Relevant Paragraphs 31 & 32 reads as under: “31. It is unfortunate, that notwithstanding the authoritative pronouncements of this Court, the High Courts and the Courts subordinate thereto, still seem intent on affording to this Court innumerable opportunities for dealing with this area of law, thought by this Court to be well-settled. 32. When a position, in law, is well-settled as a result of judicial pronouncement of this Court, it would amount to judicial impropriety to say the least, for the subordinate Courts including the High Courts to ignore the settled decisions and then to pass a judicial order which is clearly contrary to the settled legal position. Such judicial adventurism cannot be permitted and we strongly deprecate the tendency of the subordinate Courts in not applying the settled principles and in passing whimsical orders which necessarily has the effect of granting wronful and unwarranted relief to one of the parties. It is time that this tendency stops.” 21. We, accordingly answer the aforesaid questions as under: (1) The Division Bench in Ganesh (Supra) could not have issued any direction for granting the general directions of bail commanding the Chief Judicial Magistrates to release convicts whose applications for remission/premature release have remained pending beyond a particular period, as interim measure, till disposal of the said applications. (2) Learned AGA submits that there is no power vested by the High Court in the Chief Judicial Magistrates for grant of bail.
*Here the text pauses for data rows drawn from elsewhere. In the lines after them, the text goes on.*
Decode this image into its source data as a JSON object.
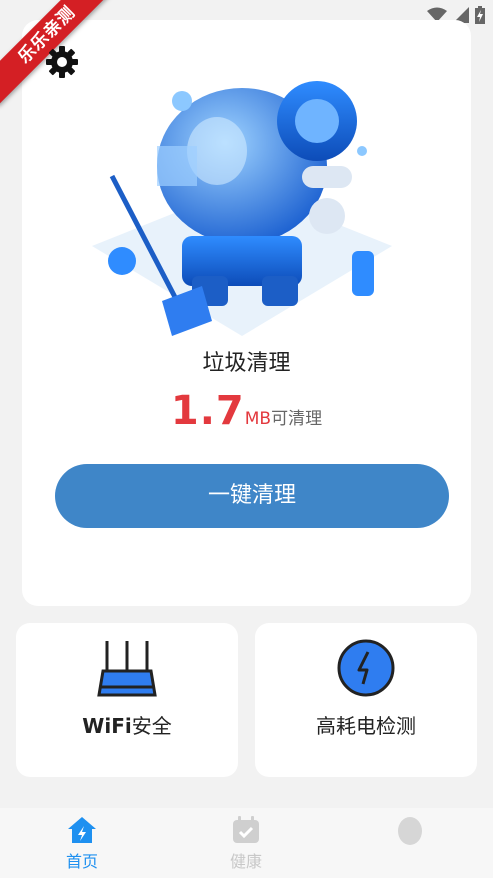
{
  "ribbon": {
    "text": "乐乐亲测"
  },
  "main": {
    "title": "垃圾清理",
    "size_value": "1.7",
    "size_unit": "MB",
    "size_suffix": "可清理",
    "clean_button": "一键清理"
  },
  "features": [
    {
      "label_bold": "WiFi",
      "label_rest": "安全",
      "icon": "router-icon"
    },
    {
      "label": "高耗电检测",
      "icon": "lightning-icon"
    }
  ],
  "nav": [
    {
      "label": "首页",
      "icon": "home-bolt-icon",
      "active": true
    },
    {
      "label": "健康",
      "icon": "calendar-check-icon",
      "active": false
    },
    {
      "label": "",
      "icon": "egg-icon",
      "active": false
    }
  ],
  "colors": {
    "accent": "#3f86c8",
    "size_red": "#e3393e",
    "nav_active": "#1e90f0",
    "ribbon": "#d41f24"
  }
}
The said power is already exercised by granting bail to all such persons and the Chief Judicial Magistrate is directed only to release such persons whose applications are pending beyond a particular time by accepting their bail/surety bonds. However, we leave the said question unanswered as in Question-A, we have already held that the directions of the Division in Ganesh (Supra) are not as per law. 22. Office is directed to place the record of this petition before the Division Bench for further orders.